Título: É um lixo só
Autor: Tahan, Lilian; Luiz, Edson
Fonte: Correio Braziliense, 22/06/2009, Poítica, p. 2

Governo dá mau exemplo e não se preocupa com a reciclagem, apesar de gastar R$ 220 milhões este ano para divulgar a causa ecológica. Mulher separa papéis, garrafas de plástico e latas no lixão do Centro Cultural do Banco do Brasil, perto de onde despacha o presidente Lula

Verde para vidro. Vermelho vai o plástico. No amarelo, o metal. O arco-íris do lixo ecologicamente correto é ignorado nas barbas do presidente Luiz Inácio Lula da Silva.
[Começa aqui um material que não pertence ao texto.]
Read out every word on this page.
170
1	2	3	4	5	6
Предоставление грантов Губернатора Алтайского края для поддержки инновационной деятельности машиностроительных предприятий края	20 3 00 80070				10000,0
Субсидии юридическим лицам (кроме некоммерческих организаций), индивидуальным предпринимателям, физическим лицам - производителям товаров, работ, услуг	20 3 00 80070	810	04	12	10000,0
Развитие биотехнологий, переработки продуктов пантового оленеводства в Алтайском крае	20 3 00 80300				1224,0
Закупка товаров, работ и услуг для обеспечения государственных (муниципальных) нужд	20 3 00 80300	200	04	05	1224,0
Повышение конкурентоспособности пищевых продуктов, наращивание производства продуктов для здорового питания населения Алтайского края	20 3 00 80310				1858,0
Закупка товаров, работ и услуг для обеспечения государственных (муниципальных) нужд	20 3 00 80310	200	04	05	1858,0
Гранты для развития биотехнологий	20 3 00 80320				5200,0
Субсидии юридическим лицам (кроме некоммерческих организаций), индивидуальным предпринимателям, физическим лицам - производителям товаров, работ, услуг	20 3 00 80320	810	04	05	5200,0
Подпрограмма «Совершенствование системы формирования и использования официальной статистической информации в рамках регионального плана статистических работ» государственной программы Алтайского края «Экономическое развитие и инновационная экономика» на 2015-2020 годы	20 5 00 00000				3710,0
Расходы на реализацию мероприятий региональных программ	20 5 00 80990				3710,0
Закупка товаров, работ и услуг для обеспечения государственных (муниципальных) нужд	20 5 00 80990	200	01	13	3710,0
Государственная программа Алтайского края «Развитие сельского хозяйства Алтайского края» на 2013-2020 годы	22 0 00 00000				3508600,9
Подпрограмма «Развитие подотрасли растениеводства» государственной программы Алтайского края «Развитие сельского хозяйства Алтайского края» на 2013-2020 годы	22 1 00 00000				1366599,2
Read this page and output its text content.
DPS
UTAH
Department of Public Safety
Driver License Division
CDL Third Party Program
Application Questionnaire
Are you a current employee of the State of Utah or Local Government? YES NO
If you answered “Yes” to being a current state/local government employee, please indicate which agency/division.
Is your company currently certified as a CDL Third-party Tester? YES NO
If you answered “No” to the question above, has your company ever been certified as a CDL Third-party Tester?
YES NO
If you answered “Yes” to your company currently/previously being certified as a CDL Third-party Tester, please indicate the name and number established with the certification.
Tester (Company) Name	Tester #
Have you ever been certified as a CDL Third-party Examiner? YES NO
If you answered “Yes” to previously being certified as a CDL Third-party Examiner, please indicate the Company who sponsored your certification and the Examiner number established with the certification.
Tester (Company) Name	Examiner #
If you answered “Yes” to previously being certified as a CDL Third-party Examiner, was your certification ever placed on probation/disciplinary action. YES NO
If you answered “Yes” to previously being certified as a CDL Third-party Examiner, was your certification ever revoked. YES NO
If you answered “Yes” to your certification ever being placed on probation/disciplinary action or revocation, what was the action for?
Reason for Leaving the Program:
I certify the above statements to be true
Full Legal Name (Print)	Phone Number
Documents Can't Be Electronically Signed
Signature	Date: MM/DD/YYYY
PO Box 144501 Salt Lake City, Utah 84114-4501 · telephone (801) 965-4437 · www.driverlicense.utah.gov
As faixas coloridas dos contêineres estacionados em frente à sede provisória do poder no Centro Cultural do Banco do Brasil (CCBB) são decorativas. As moscas, abelhas e pombos que circundam os restos da burocracia denunciam a mistura de comida com vidro, plástico, metal, apesar de uma resolução federal obrigar o poder público a separar os resíduos e de o governo gastar milhões de reais para divulgar os benefícios da coleta seletiva.

As caçambas que guardam os restos do que se produz pelo mais alto escalão provam que o governo não se preocupa em cumprir a lei ou mesmo em dar o exemplo. Torra muito dinheiro com o argumento de divulgar as vantagens da reciclagem do lixo ¿ estão previstos R$ 220 milhões para a causa em 2009 , mas é incapaz do básico: separar os resíduos secos dos molhados. A resolução 275 do Conselho Nacional do Meio Ambiente, de abril de 2001, obriga os órgãos públicos a fazer a classificação dos detritos por um cardápio de cores.

Uma amostra do que o governo joga fora é depositada a céu aberto e sem controle do poder público a apenas dois quilômetros da Esplanada dos Ministérios, num terreno vizinho ao CCBB. No lugar, pelo menos oito famílias sobrevivem das sobras do poder. Catam, separam, vendem e consomem o que dá para ser aproveitado dos restos oficiais. No lixão, os catadores recolhem por mês quatro toneladas de papel, quase tudo de contêineres dos ministérios e do Congresso. Comem e dormem a alguns passos das pilhas de sujeira.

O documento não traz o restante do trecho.